[BreachExchange] Ontario health privacy breach notification bill passes third reading
Audrey McNeil
audrey at riskbasedsecurity.com
Wed May 11 20:42:00 EDT 2016
http://www.canadianunderwriter.ca/insurance/ontario-health-privacy-breach-notification-bill-passes-third-reading-1004091046/
An Ontario government bill proposing to increase fines, to $500,000, for
health privacy violations recently passed third reading at Queen’s Park in
Toronto.
Bill 119 proposes some changes to Ontario’s Personal Health Information
Protection Act (PHIPA).
“These amendments would make it mandatory to report certain privacy
breaches to the Information and Privacy Commissioner and to the relevant
regulatory college of the person responsible for the breach,” Liberal MPP
Indira Naidoo-Harris, parliamentary assistant to Health Minister Eric
Hoskins, told the legislature May 4. “It would also strengthen the process
to prosecute offences under PHIPA by removing the requirement that
prosecutions must be commenced within six months of when the alleged
offence occurred. This allows more time for a proper investigation and
closes a loophole that would have allowed those who commit a security
breach to go unpunished.”
The bill passed third reading May 4.
“The amendments would double the maximum fines for offences under the
Personal Health Information Protection Act,” Naidoo-Harris said. “Penalties
would increase from $50,000 to $100,000 for individuals and from $250,000
to $500,000 for an organization.”
The bill was subject to hearings before the Standing Committee on Justice
Policy. One speaker was Brian Beamish, Ontario’s Information and Privacy
Commissioner. Beamish was asked about the proposal to double the fines.
“It’s unlikely that someone’s going to get a $100,000 fine for this kind of
action, but it sends a signal,” Beamish told the committee March 3. “It
says, ‘This is serious activity. You shouldn’t be engaged in it, and if you
are, there will be consequences.'”
Beamish was also asked about the six-month limitation period.
“The likely scenario is not that someone’s going to be found having snooped
eight years ago; our experience is that someone is found to have done it
now, and when an audit is done of their access to the system, there can be
a trail going back years that they have been engaged in this kind of
activity,” Beamish said. “The six-month limitation period means that
anything beyond six months cannot be used for prosecution purposes. In my
view, that trail of activity should be something that is brought to the
attention of a judge to indicate a pattern of behaviour. So I think that’s
an important piece of this.”
Related: Debate continues on Ontario health privacy breach law
Chantal Leonard, chief executive officer of the Canadian Nurses Protective
Society, was one speaker with concerns about the bill.
“There can be many reasons to access personal health information that are
legitimate, other than the direct provision of care,” Leonard told the
justice policy committee March 3. “Nurses who work in the emergency room,
for example, may be called upon to make inquiries with respect to patients
who are in different areas of the hospital, not only in the emergency room.
But the emergency room tends to be a hub, and so sometimes a physician may
call and ask a nurse to look at the record of a patient to see if a lab
result has come in so that they can prescribe the right medication. That
would be an example of a circumstance where a nurse could be called upon.”

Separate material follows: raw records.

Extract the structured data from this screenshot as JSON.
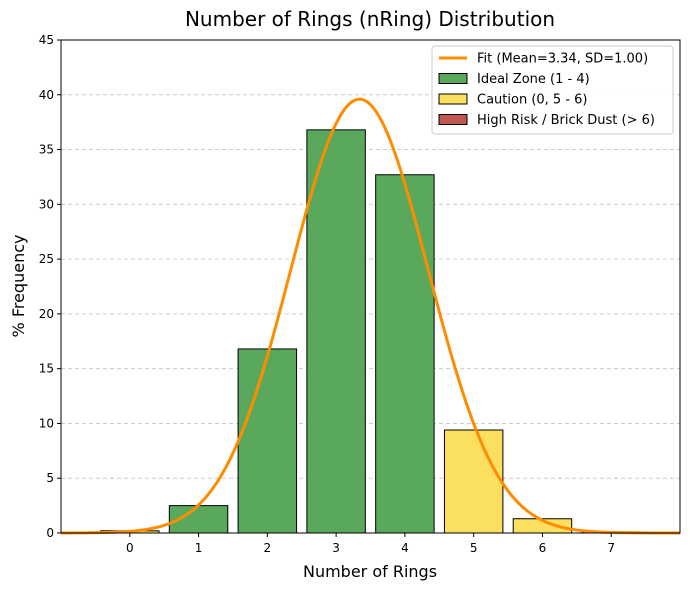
{
  "chart_data": {
    "type": "bar",
    "title": "Number of Rings (nRing) Distribution",
    "xlabel": "Number of Rings",
    "ylabel": "% Frequency",
    "xlim": [
      -1,
      8
    ],
    "ylim": [
      0,
      45
    ],
    "x_ticks": [
      0,
      1,
      2,
      3,
      4,
      5,
      6,
      7
    ],
    "y_ticks": [
      0,
      5,
      10,
      15,
      20,
      25,
      30,
      35,
      40,
      45
    ],
    "grid": "y-dashed",
    "legend_position": "top-right",
    "bars": [
      {
        "x": 0,
        "value": 0.2,
        "zone": "caution"
      },
      {
        "x": 1,
        "value": 2.5,
        "zone": "ideal"
      },
      {
        "x": 2,
        "value": 16.8,
        "zone": "ideal"
      },
      {
        "x": 3,
        "value": 36.8,
        "zone": "ideal"
      },
      {
        "x": 4,
        "value": 32.7,
        "zone": "ideal"
      },
      {
        "x": 5,
        "value": 9.4,
        "zone": "caution"
      },
      {
        "x": 6,
        "value": 1.3,
        "zone": "caution"
      },
      {
        "x": 7,
        "value": 0.1,
        "zone": "high_risk"
      }
    ],
    "bar_width": 0.85,
    "fit": {
      "mean": 3.34,
      "sd": 1.0,
      "peak": 39.6,
      "label": "Fit (Mean=3.34, SD=1.00)",
      "color": "#ff8c00"
    },
    "legend": [
      {
        "label": "Fit (Mean=3.34, SD=1.00)",
        "kind": "line",
        "color": "#ff8c00"
      },
      {
        "label": "Ideal Zone (1 - 4)",
        "kind": "patch",
        "color": "#5aa85c"
      },
      {
        "label": "Caution (0, 5 - 6)",
        "kind": "patch",
        "color": "#fbdf5e"
      },
      {
        "label": "High Risk / Brick Dust (> 6)",
        "kind": "patch",
        "color": "#c0584f"
      }
    ],
    "colors": {
      "ideal": "#5aa85c",
      "caution": "#fbdf5e",
      "high_risk": "#c0584f"
    }
  }
}
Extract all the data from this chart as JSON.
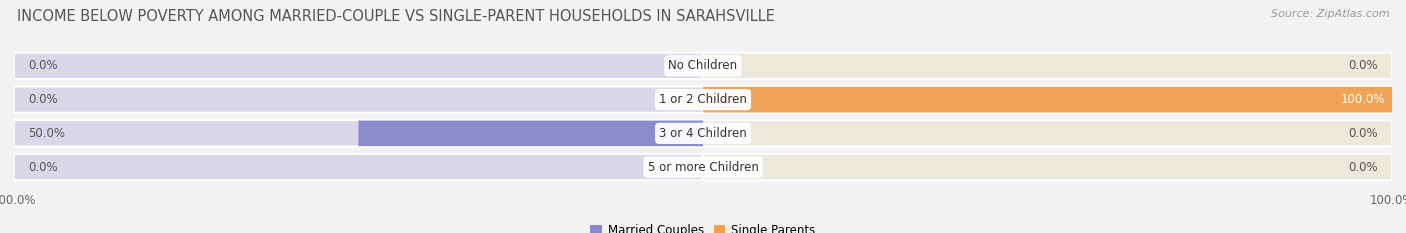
{
  "title": "INCOME BELOW POVERTY AMONG MARRIED-COUPLE VS SINGLE-PARENT HOUSEHOLDS IN SARAHSVILLE",
  "source": "Source: ZipAtlas.com",
  "categories": [
    "No Children",
    "1 or 2 Children",
    "3 or 4 Children",
    "5 or more Children"
  ],
  "married_values": [
    0.0,
    0.0,
    50.0,
    0.0
  ],
  "single_values": [
    0.0,
    100.0,
    0.0,
    0.0
  ],
  "married_color": "#8888cc",
  "single_color": "#f0a050",
  "married_bg_color": "#d8d8e8",
  "single_bg_color": "#ede8dc",
  "married_label": "Married Couples",
  "single_label": "Single Parents",
  "background_color": "#f2f2f2",
  "row_bg": "#e8e8ec",
  "xlim": 100.0,
  "title_fontsize": 10.5,
  "source_fontsize": 8,
  "value_fontsize": 8.5,
  "tick_fontsize": 8.5,
  "category_fontsize": 8.5,
  "legend_fontsize": 8.5
}
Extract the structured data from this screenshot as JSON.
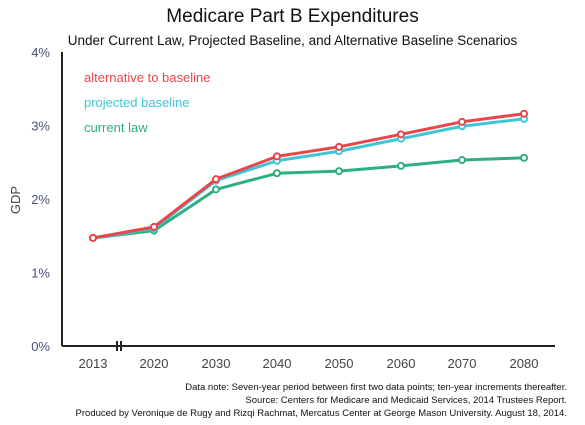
{
  "chart_data": {
    "type": "line",
    "title": "Medicare Part B Expenditures",
    "subtitle": "Under Current Law, Projected Baseline, and Alternative Baseline Scenarios",
    "ylabel": "GDP",
    "xlabel": "",
    "categories": [
      "2013",
      "2020",
      "2030",
      "2040",
      "2050",
      "2060",
      "2070",
      "2080"
    ],
    "yticks": [
      "0%",
      "1%",
      "2%",
      "3%",
      "4%"
    ],
    "ylim": [
      0,
      4
    ],
    "grid": false,
    "legend_position": "top-left",
    "series": [
      {
        "name": "alternative to baseline",
        "color": "#e8464b",
        "values": [
          1.47,
          1.62,
          2.27,
          2.58,
          2.71,
          2.88,
          3.05,
          3.16
        ]
      },
      {
        "name": "projected baseline",
        "color": "#3ec5d8",
        "values": [
          1.47,
          1.6,
          2.25,
          2.52,
          2.65,
          2.82,
          2.99,
          3.09
        ]
      },
      {
        "name": "current law",
        "color": "#2eb07e",
        "values": [
          1.47,
          1.57,
          2.13,
          2.35,
          2.38,
          2.45,
          2.53,
          2.56
        ]
      }
    ]
  },
  "notes": [
    "Data note: Seven-year period between first two data points; ten-year increments thereafter.",
    "Source: Centers for Medicare and Medicaid Services, 2014 Trustees Report.",
    "Produced by Veronique de Rugy and Rizqi Rachmat, Mercatus Center at George Mason University. August 18, 2014."
  ]
}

During debates on Bill 119 in late 2015, France Gélinas, health critic for
the New Democratic Party, cited several examples of health privacy breaches
in Ontario.
“In 2013, a secure USB data key was lost at Montfort Hospital containing
information on 25,000 people,” Gelinas said at the time. “The personal
information of 25,000 Ontarians was lost because a USB key was lost.”
She was referring to Hôpital Montfort, an Ottawa hospital at which an
employee had lost a USB memory stick containing unencrypted records of
25,692 patients.
Gelinas also referred to Rob Ford, former mayor of Toronto, who was treated
for cancer.
“While he was undergoing chemotherapy for his cancer, hundreds of people
accessed his records,” Gelinas said in November of Ford, who died March 22,
2016. “Those people had no right to access his records, but yet, not a
single one of them has been prosecuted or held to account because our laws
are too weak. Bill 119 would hopefully allow us to do that.”